La recente sentenza del Consiglio di Stato è fondamentale perché evidenzia e ribadisce ancora una volta come il principio di equilibrio debba sempre essere richiamato per dirimere e regolare le contrapposte esigenze tra legittimo interesse di accesso ai dati e la doverosa tutela della privacy.

Nel caso specifico, la citata sentenza ribalta una pronuncia del TAR della Basilicata che in precedenza aveva ritenuto legittimo l’accesso da parte di consiglieri comunali, anche in virtù di un diritto “rafforzato” conseguente al loro status, ai nominativi di cittadini destinatari di buoni spesa, oltre che alle informazioni strettamente connesse ai benefici economici erogati (ad esempio il numero dei beneficiari ammessi, gli importi totali erogati, eventuali altri benefici simili già concessi).

Il Consiglio di Stato sottolinea invece come il controllo politico-amministrativo proprio di chi ricopre la carica di consigliere si debba riferire al complesso dei risultati della gestione e al rispetto dei criteri generali da parte dell’ente, attività che può essere efficacemente ed esaustivamente svolta analizzando dati aggregati e anonimizzati, in quanto si tratta di indici sufficienti per valutare l’azione amministrativa, e che viceversa la conoscenza dei nominativi dei beneficiari da un lato esporrebbe inutilmente il disagio socio-economico di questi ultimi, ledendone la dignità, e dall’altro potrebbe addirittura generare fenomeni di “captazione del consenso”, poiché il consigliere potrebbe essere indotto a presentarsi ai beneficiari come colui che ha favorito il beneficio.

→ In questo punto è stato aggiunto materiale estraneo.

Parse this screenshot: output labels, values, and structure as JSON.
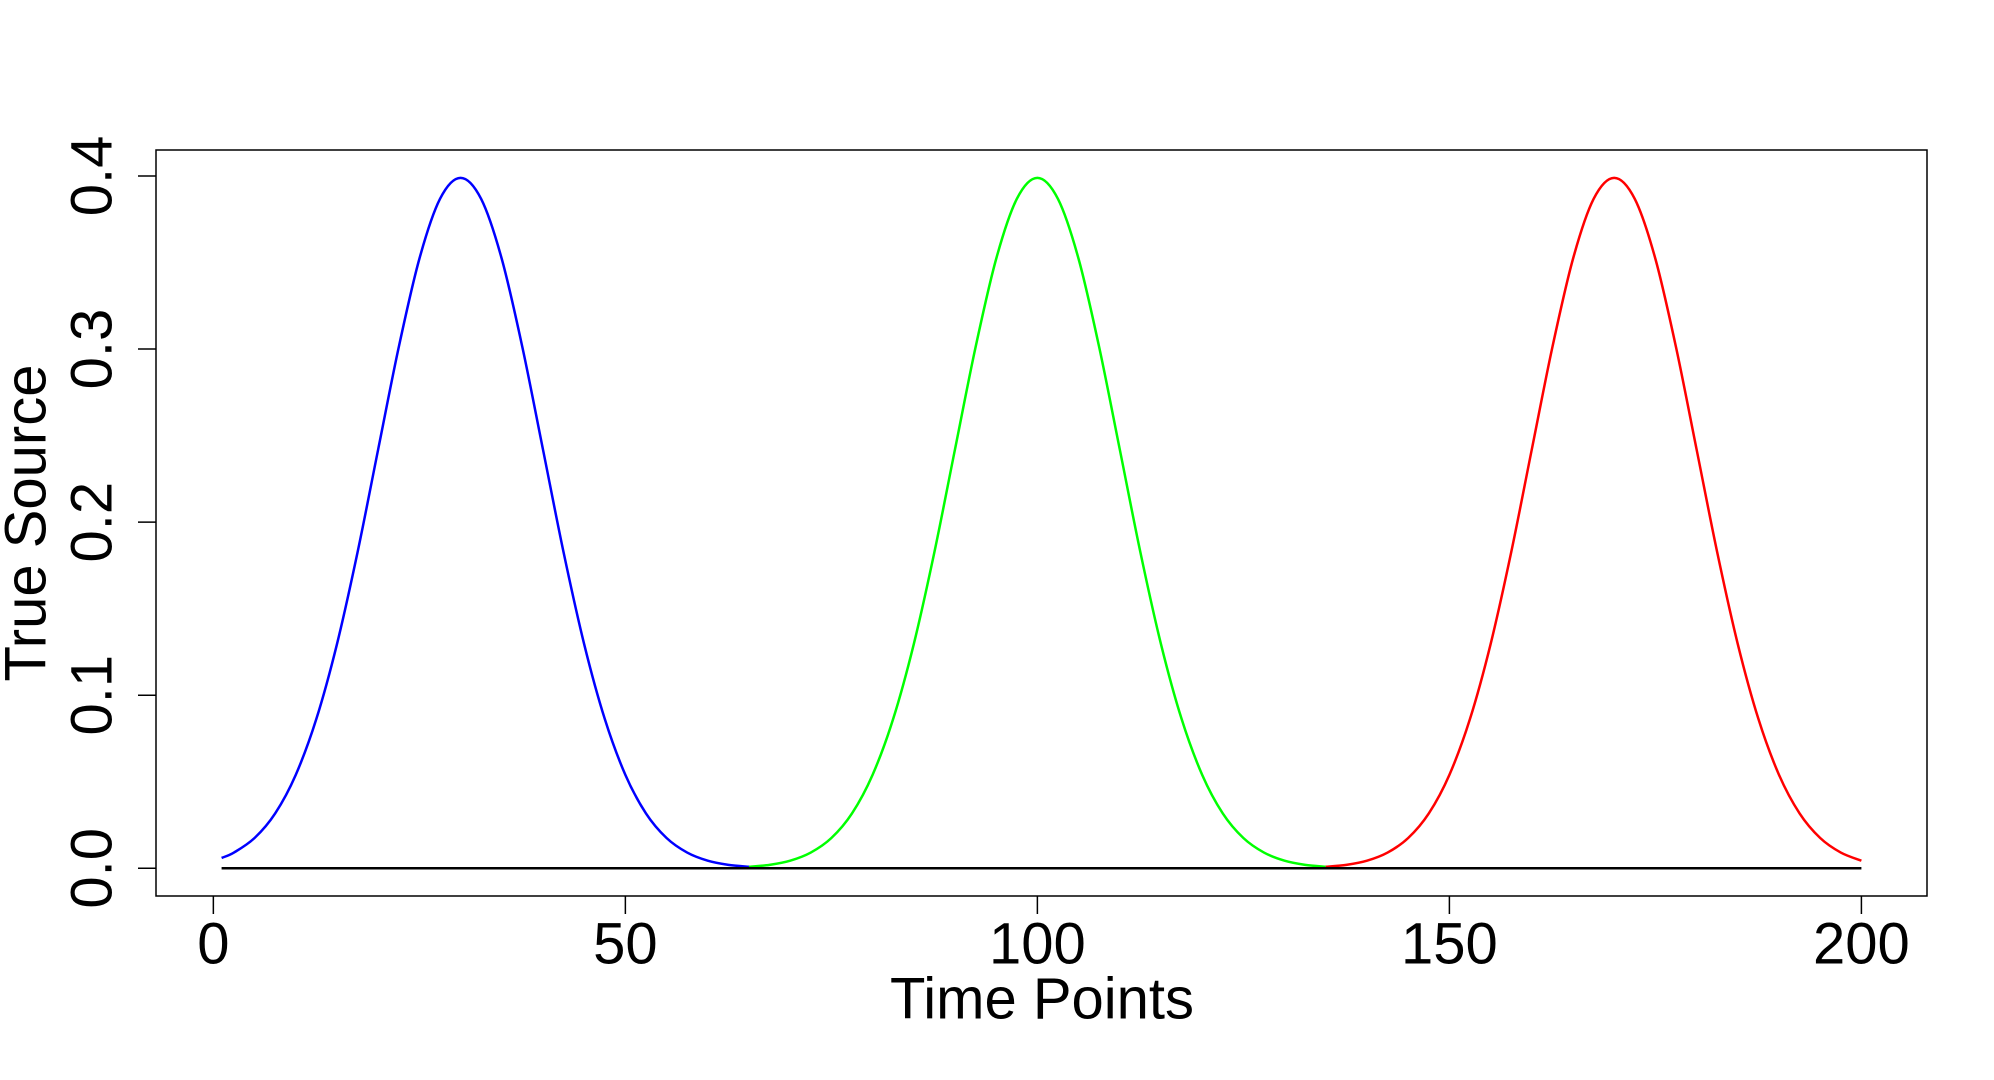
{
  "chart_data": {
    "type": "line",
    "xlabel": "Time Points",
    "ylabel": "True Source",
    "x": [
      1,
      2.5,
      5,
      7.5,
      10,
      12.5,
      15,
      17.5,
      20,
      22.5,
      25,
      27.5,
      30,
      32.5,
      35,
      37.5,
      40,
      42.5,
      45,
      47.5,
      50,
      52.5,
      55,
      57.5,
      60,
      62.5,
      65,
      67.5,
      70,
      72.5,
      75,
      77.5,
      80,
      82.5,
      85,
      87.5,
      90,
      92.5,
      95,
      97.5,
      100,
      102.5,
      105,
      107.5,
      110,
      112.5,
      115,
      117.5,
      120,
      122.5,
      125,
      127.5,
      130,
      132.5,
      135,
      137.5,
      140,
      142.5,
      145,
      147.5,
      150,
      152.5,
      155,
      157.5,
      160,
      162.5,
      165,
      167.5,
      170,
      172.5,
      175,
      177.5,
      180,
      182.5,
      185,
      187.5,
      190,
      192.5,
      195,
      197.5,
      200
    ],
    "series": [
      {
        "color": "#0000ff",
        "values": [
          0.006,
          0.0091,
          0.0175,
          0.0317,
          0.054,
          0.0863,
          0.1295,
          0.1826,
          0.242,
          0.3011,
          0.3521,
          0.3867,
          0.3989,
          0.3867,
          0.3521,
          0.3011,
          0.242,
          0.1826,
          0.1295,
          0.0863,
          0.054,
          0.0317,
          0.0175,
          0.0091,
          0.0044,
          0.002,
          0.0009,
          null,
          null,
          null,
          null,
          null,
          null,
          null,
          null,
          null,
          null,
          null,
          null,
          null,
          null,
          null,
          null,
          null,
          null,
          null,
          null,
          null,
          null,
          null,
          null,
          null,
          null,
          null,
          null,
          null,
          null,
          null,
          null,
          null,
          null,
          null,
          null,
          null,
          null,
          null,
          null,
          null,
          null,
          null,
          null,
          null,
          null,
          null,
          null,
          null,
          null,
          null,
          null,
          null,
          null
        ]
      },
      {
        "color": "#00ff00",
        "values": [
          null,
          null,
          null,
          null,
          null,
          null,
          null,
          null,
          null,
          null,
          null,
          null,
          null,
          null,
          null,
          null,
          null,
          null,
          null,
          null,
          null,
          null,
          null,
          null,
          null,
          null,
          0.0009,
          0.002,
          0.0044,
          0.0091,
          0.0175,
          0.0317,
          0.054,
          0.0863,
          0.1295,
          0.1826,
          0.242,
          0.3011,
          0.3521,
          0.3867,
          0.3989,
          0.3867,
          0.3521,
          0.3011,
          0.242,
          0.1826,
          0.1295,
          0.0863,
          0.054,
          0.0317,
          0.0175,
          0.0091,
          0.0044,
          0.002,
          0.0009,
          null,
          null,
          null,
          null,
          null,
          null,
          null,
          null,
          null,
          null,
          null,
          null,
          null,
          null,
          null,
          null,
          null,
          null,
          null,
          null,
          null,
          null,
          null,
          null,
          null,
          null
        ]
      },
      {
        "color": "#ff0000",
        "values": [
          null,
          null,
          null,
          null,
          null,
          null,
          null,
          null,
          null,
          null,
          null,
          null,
          null,
          null,
          null,
          null,
          null,
          null,
          null,
          null,
          null,
          null,
          null,
          null,
          null,
          null,
          null,
          null,
          null,
          null,
          null,
          null,
          null,
          null,
          null,
          null,
          null,
          null,
          null,
          null,
          null,
          null,
          null,
          null,
          null,
          null,
          null,
          null,
          null,
          null,
          null,
          null,
          null,
          null,
          0.0009,
          0.002,
          0.0044,
          0.0091,
          0.0175,
          0.0317,
          0.054,
          0.0863,
          0.1295,
          0.1826,
          0.242,
          0.3011,
          0.3521,
          0.3867,
          0.3989,
          0.3867,
          0.3521,
          0.3011,
          0.242,
          0.1826,
          0.1295,
          0.0863,
          0.054,
          0.0317,
          0.0175,
          0.0091,
          0.0044
        ]
      },
      {
        "color": "#000000",
        "values": [
          0,
          0,
          0,
          0,
          0,
          0,
          0,
          0,
          0,
          0,
          0,
          0,
          0,
          0,
          0,
          0,
          0,
          0,
          0,
          0,
          0,
          0,
          0,
          0,
          0,
          0,
          0,
          0,
          0,
          0,
          0,
          0,
          0,
          0,
          0,
          0,
          0,
          0,
          0,
          0,
          0,
          0,
          0,
          0,
          0,
          0,
          0,
          0,
          0,
          0,
          0,
          0,
          0,
          0,
          0,
          0,
          0,
          0,
          0,
          0,
          0,
          0,
          0,
          0,
          0,
          0,
          0,
          0,
          0,
          0,
          0,
          0,
          0,
          0,
          0,
          0,
          0,
          0,
          0,
          0,
          0
        ]
      }
    ],
    "xlim": [
      -6.96,
      207.96
    ],
    "xticks": [
      0,
      50,
      100,
      150,
      200
    ],
    "ylim": [
      -0.016,
      0.415
    ],
    "yticks": [
      {
        "value": 0,
        "label": "0.0"
      },
      0.1,
      0.2,
      0.3,
      0.4
    ]
  }
}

Nel caso di specie non rileva neanche l’obbligo di riservatezza a cui sono tenuti i soggetti che ricoprono incarichi amministrativi all’interno di un Ente: se, infatti, viene diffuso un dato a un consigliere che a quel dato non ha diritto di accedere, il fatto che il consigliere non possa a sua volta diffonderlo non elimina l’illegittima diffusione del dato al consigliere medesimo.

Il principio fondamentale che viene nuovamente richiamato è quindi la necessità di porre sempre in essere un “ragionevole bilanciamento” tra il diritto di accesso agli atti, in questo caso per svolgere con adeguatezza i compiti legati al proprio mandato, e la a tutela della dignità della persona.